The march was forbidden for many years under former Iraqi dictator Saddam Hussein, who fought a devastating war with Iran in the 1980s. Restrictions were only lifted after his ouster in 2003.

With the formation of an Iraqi state where the post of prime minister is held by a Shi'a, the march quickly became one of the most popular pilgrimages in the world.

This year's pilgrimage is the first since Iraq's government declared victory over the Islamic State group in January, but the threat of insurgent attacks still lingers. The militant Sunni group targeted Shi'a in past attacks during the pilgrimage, as well as in high-profile attacks in the last year in Iran, Iraq, and elsewhere.

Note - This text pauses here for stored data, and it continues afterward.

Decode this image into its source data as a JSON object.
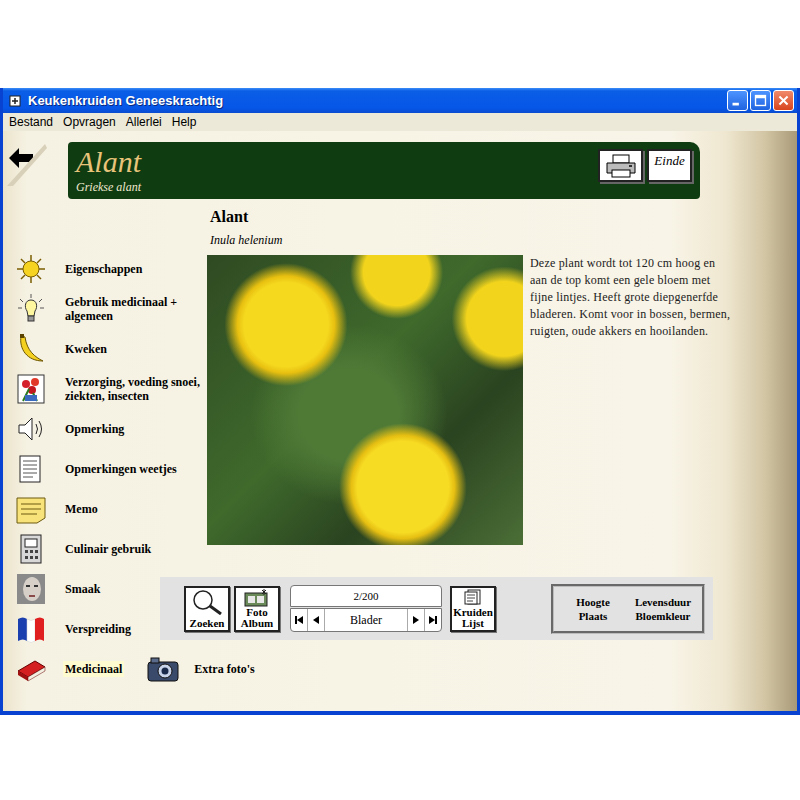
{
  "window": {
    "title": "Keukenkruiden Geneeskrachtig"
  },
  "menu": [
    "Bestand",
    "Opvragen",
    "Allerlei",
    "Help"
  ],
  "header": {
    "title": "Alant",
    "subtitle": "Griekse alant",
    "end_button": "Einde"
  },
  "sidebar": {
    "items": [
      {
        "label": "Eigenschappen",
        "selected": false
      },
      {
        "label": "Gebruik medicinaal + algemeen",
        "selected": false
      },
      {
        "label": "Kweken",
        "selected": false
      },
      {
        "label": "Verzorging, voeding snoei, ziekten, insecten",
        "selected": false
      },
      {
        "label": "Opmerking",
        "selected": false
      },
      {
        "label": "Opmerkingen weetjes",
        "selected": false
      },
      {
        "label": "Memo",
        "selected": false
      },
      {
        "label": "Culinair gebruik",
        "selected": false
      },
      {
        "label": "Smaak",
        "selected": false
      },
      {
        "label": "Verspreiding",
        "selected": false
      },
      {
        "label": "Medicinaal",
        "selected": true
      }
    ],
    "extra": "Extra foto's"
  },
  "plant": {
    "name": "Alant",
    "latin": "Inula helenium",
    "description": "Deze plant wordt tot 120 cm hoog en aan de top komt een gele bloem met fijne lintjes. Heeft grote diepgenerfde bladeren. Komt voor in bossen, bermen, ruigten, oude akkers en hooilanden."
  },
  "toolbar": {
    "search": "Zoeken",
    "album": "Foto Album",
    "counter": "2/200",
    "browse": "Blader",
    "list": "Kruiden Lijst",
    "filters": [
      "Hoogte",
      "Levensduur",
      "Plaats",
      "Bloemkleur"
    ]
  }
}
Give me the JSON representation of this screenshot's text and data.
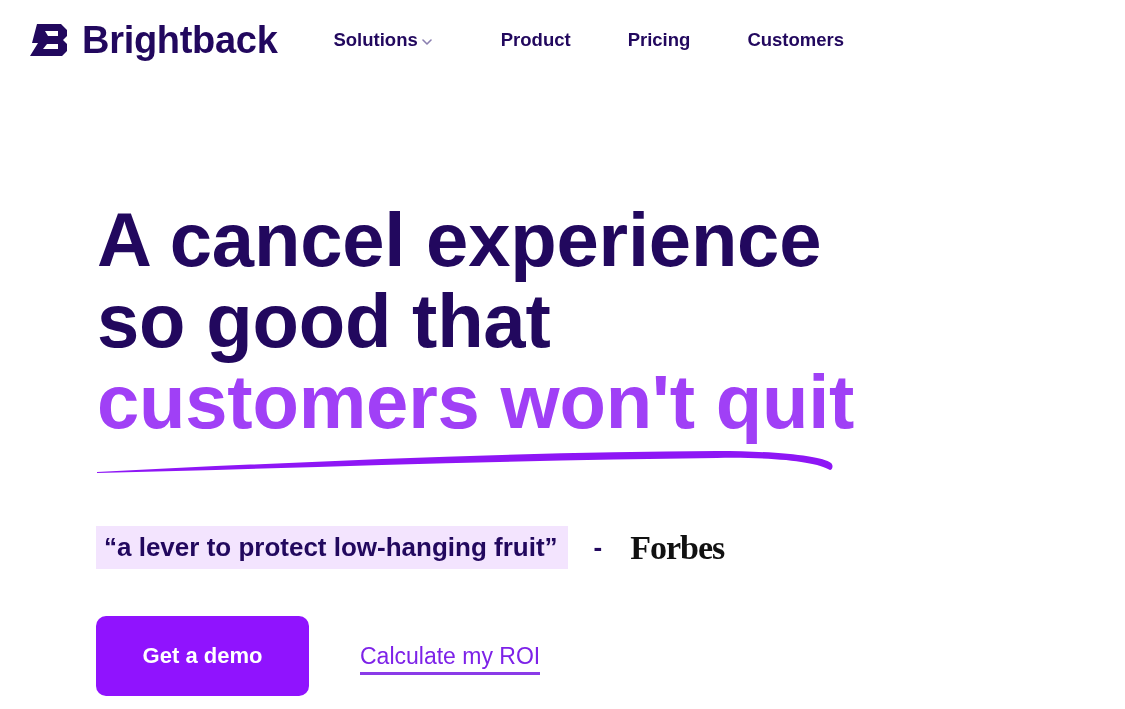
{
  "header": {
    "logo": {
      "text": "Brightback"
    },
    "nav": [
      {
        "label": "Solutions",
        "dropdown": true
      },
      {
        "label": "Product",
        "dropdown": false
      },
      {
        "label": "Pricing",
        "dropdown": false
      },
      {
        "label": "Customers",
        "dropdown": false
      }
    ]
  },
  "hero": {
    "headline": [
      {
        "text": "A cancel experience",
        "kind": "plain"
      },
      {
        "text": "so good that",
        "kind": "plain"
      },
      {
        "text": "customers won't quit",
        "kind": "accent"
      }
    ],
    "quote": {
      "text": "“a lever to protect low-hanging fruit”",
      "separator": "-",
      "source": "Forbes"
    },
    "actions": [
      {
        "label": "Get a demo",
        "kind": "button"
      },
      {
        "label": "Calculate my ROI",
        "kind": "link"
      }
    ]
  }
}
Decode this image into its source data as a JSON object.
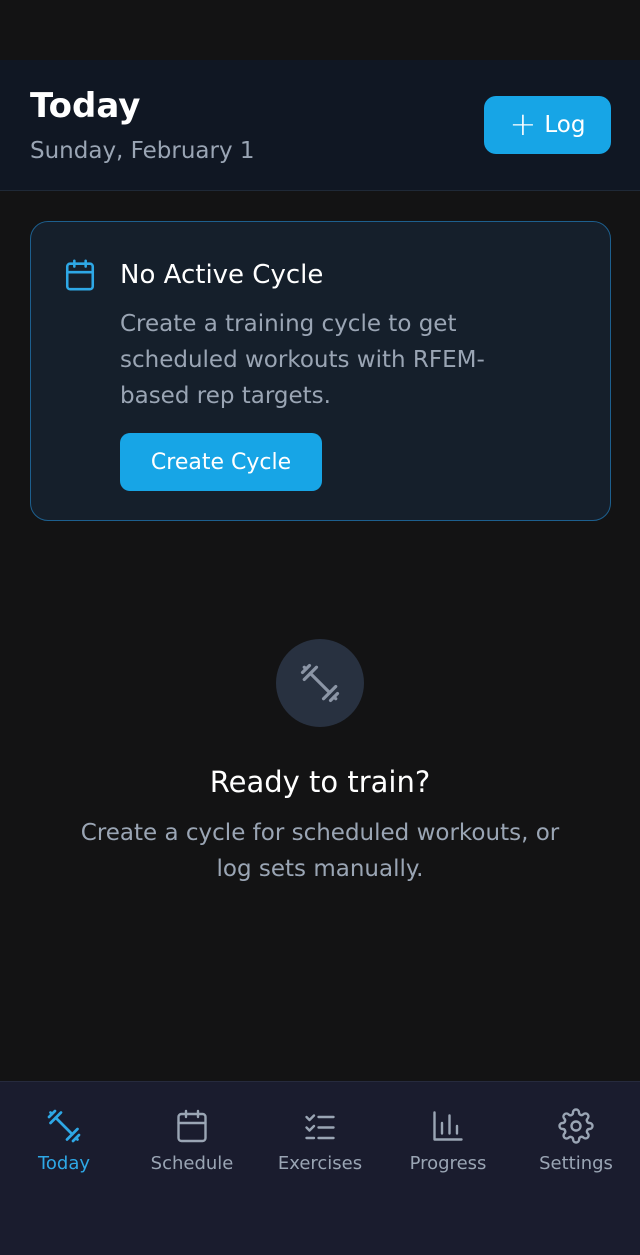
{
  "header": {
    "title": "Today",
    "date": "Sunday, February 1",
    "log_button_label": "Log"
  },
  "cycle_card": {
    "title": "No Active Cycle",
    "description": "Create a training cycle to get scheduled workouts with RFEM-based rep targets.",
    "button_label": "Create Cycle",
    "icon": "calendar-icon"
  },
  "empty_state": {
    "icon": "dumbbell-icon",
    "title": "Ready to train?",
    "description": "Create a cycle for scheduled workouts, or log sets manually."
  },
  "bottom_nav": {
    "items": [
      {
        "label": "Today",
        "icon": "dumbbell-icon",
        "active": true
      },
      {
        "label": "Schedule",
        "icon": "calendar-icon",
        "active": false
      },
      {
        "label": "Exercises",
        "icon": "checklist-icon",
        "active": false
      },
      {
        "label": "Progress",
        "icon": "bar-chart-icon",
        "active": false
      },
      {
        "label": "Settings",
        "icon": "gear-icon",
        "active": false
      }
    ]
  },
  "colors": {
    "accent": "#17a5e6",
    "background": "#131314",
    "card": "#151f2b",
    "nav": "#1a1c2e",
    "muted_text": "#9aa5b4"
  }
}
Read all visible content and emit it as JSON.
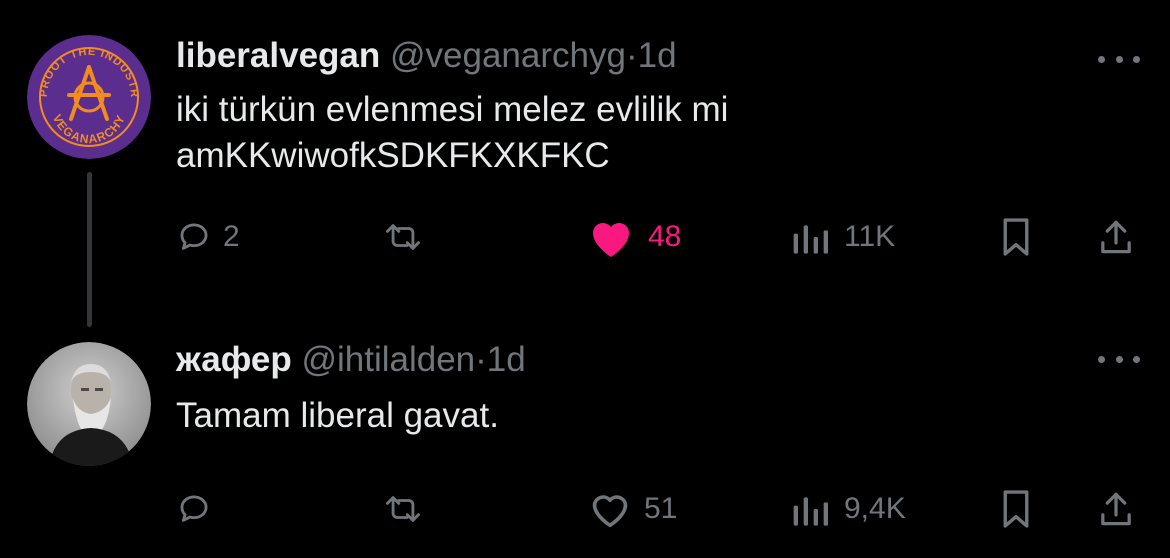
{
  "tweets": [
    {
      "display_name": "liberalvegan",
      "handle": "@veganarchyg",
      "separator": "·",
      "time": "1d",
      "text": "iki türkün evlenmesi melez evlilik mi\namKKwiwofkSDKFKXKFKC",
      "avatar_text_top": "UPROOT THE INDUSTRY",
      "avatar_text_bottom": "VEGANARCHY",
      "stats": {
        "replies": "2",
        "reposts": "",
        "likes": "48",
        "views": "11K"
      },
      "liked": true
    },
    {
      "display_name": "жафер",
      "handle": "@ihtilalden",
      "separator": "·",
      "time": "1d",
      "text": "Tamam liberal gavat.",
      "stats": {
        "replies": "",
        "reposts": "",
        "likes": "51",
        "views": "9,4K"
      },
      "liked": false
    }
  ],
  "colors": {
    "background": "#000000",
    "text": "#e7e9ea",
    "secondary": "#71767b",
    "like": "#f91880",
    "thread_line": "#333639",
    "avatar_purple": "#5b2d8e",
    "avatar_orange": "#f28c1e"
  },
  "icons": [
    "reply-icon",
    "repost-icon",
    "like-icon",
    "views-icon",
    "bookmark-icon",
    "share-icon",
    "more-icon"
  ]
}
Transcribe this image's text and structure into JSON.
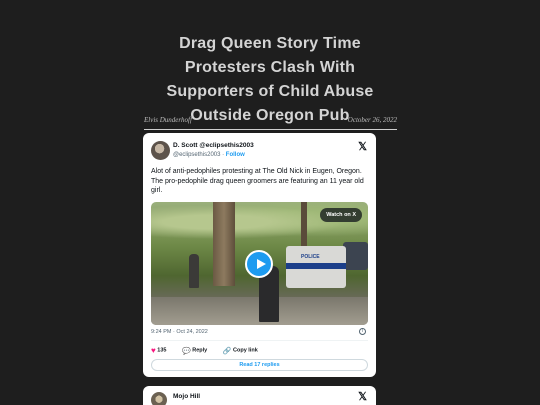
{
  "article": {
    "title": "Drag Queen Story Time Protesters Clash With Supporters of Child Abuse Outside Oregon Pub",
    "author": "Elvis Dunderhoff",
    "date": "October 26, 2022"
  },
  "tweet": {
    "display_name": "D. Scott @eclipsethis2003",
    "handle": "@eclipsethis2003",
    "separator": "·",
    "follow_label": "Follow",
    "text": "Alot of anti-pedophiles protesting at The Old Nick in Eugen, Oregon. The pro-pedophile drag queen groomers are featuring an 11 year old girl.",
    "media": {
      "watch_label": "Watch on X",
      "vehicle_text": "POLICE"
    },
    "timestamp": "9:24 PM · Oct 24, 2022",
    "likes": "135",
    "reply_label": "Reply",
    "copy_link_label": "Copy link",
    "read_replies_label": "Read 17 replies",
    "icons": {
      "verified": "verified-badge-icon",
      "platform": "x-logo-icon",
      "like": "heart-icon",
      "reply": "reply-icon",
      "link": "link-icon",
      "info": "info-icon",
      "play": "play-icon"
    }
  },
  "tweet2": {
    "display_name": "Mojo Hill"
  },
  "colors": {
    "page_background": "#1e1e1e",
    "accent": "#1d9bf0",
    "like": "#f91880"
  }
}
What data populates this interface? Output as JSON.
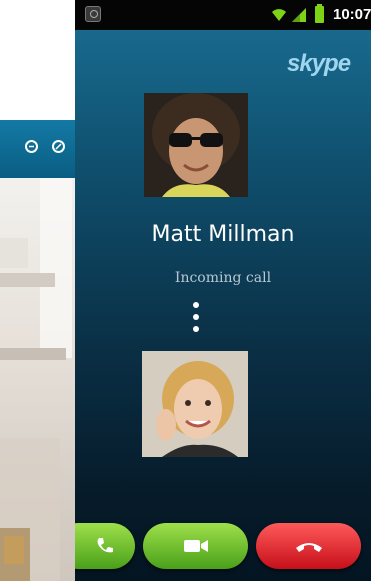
{
  "status_bar": {
    "time": "10:07",
    "battery_color": "#7fd317",
    "icons": [
      "notification-icon",
      "wifi-icon",
      "signal-icon",
      "battery-icon"
    ]
  },
  "app": {
    "logo_text": "skype"
  },
  "call": {
    "caller_name": "Matt Millman",
    "status": "Incoming call"
  },
  "actions": {
    "audio_icon": "phone-icon",
    "video_icon": "video-camera-icon",
    "decline_icon": "hang-up-icon",
    "accept_color": "#5bb31f",
    "decline_color": "#e0151f"
  },
  "window": {
    "controls": [
      "minimize-icon",
      "restore-icon"
    ],
    "accent_color": "#0d6f99"
  }
}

Thousands of Iraqi soldiers and special police forces have been deployed to protect the pilgrims along their travel routes.

Iranian religious affairs official Hussein Zulfighari was quoted by Iran's Fars news agency as saying that 1.7 million Iranians have already crossed into Iraq for the pilgrimage, including 50,000 Afghan Shi'a living in Iran.

Tight regulation of the hajj by Saudi authorities has driven up costs for pilgrims and deprived it of some of the spontaneity seen in the Ziara. For many Muslims who cannot afford to go on the hajj or cannot get a Saudi visa, the Ziara has become an alternative.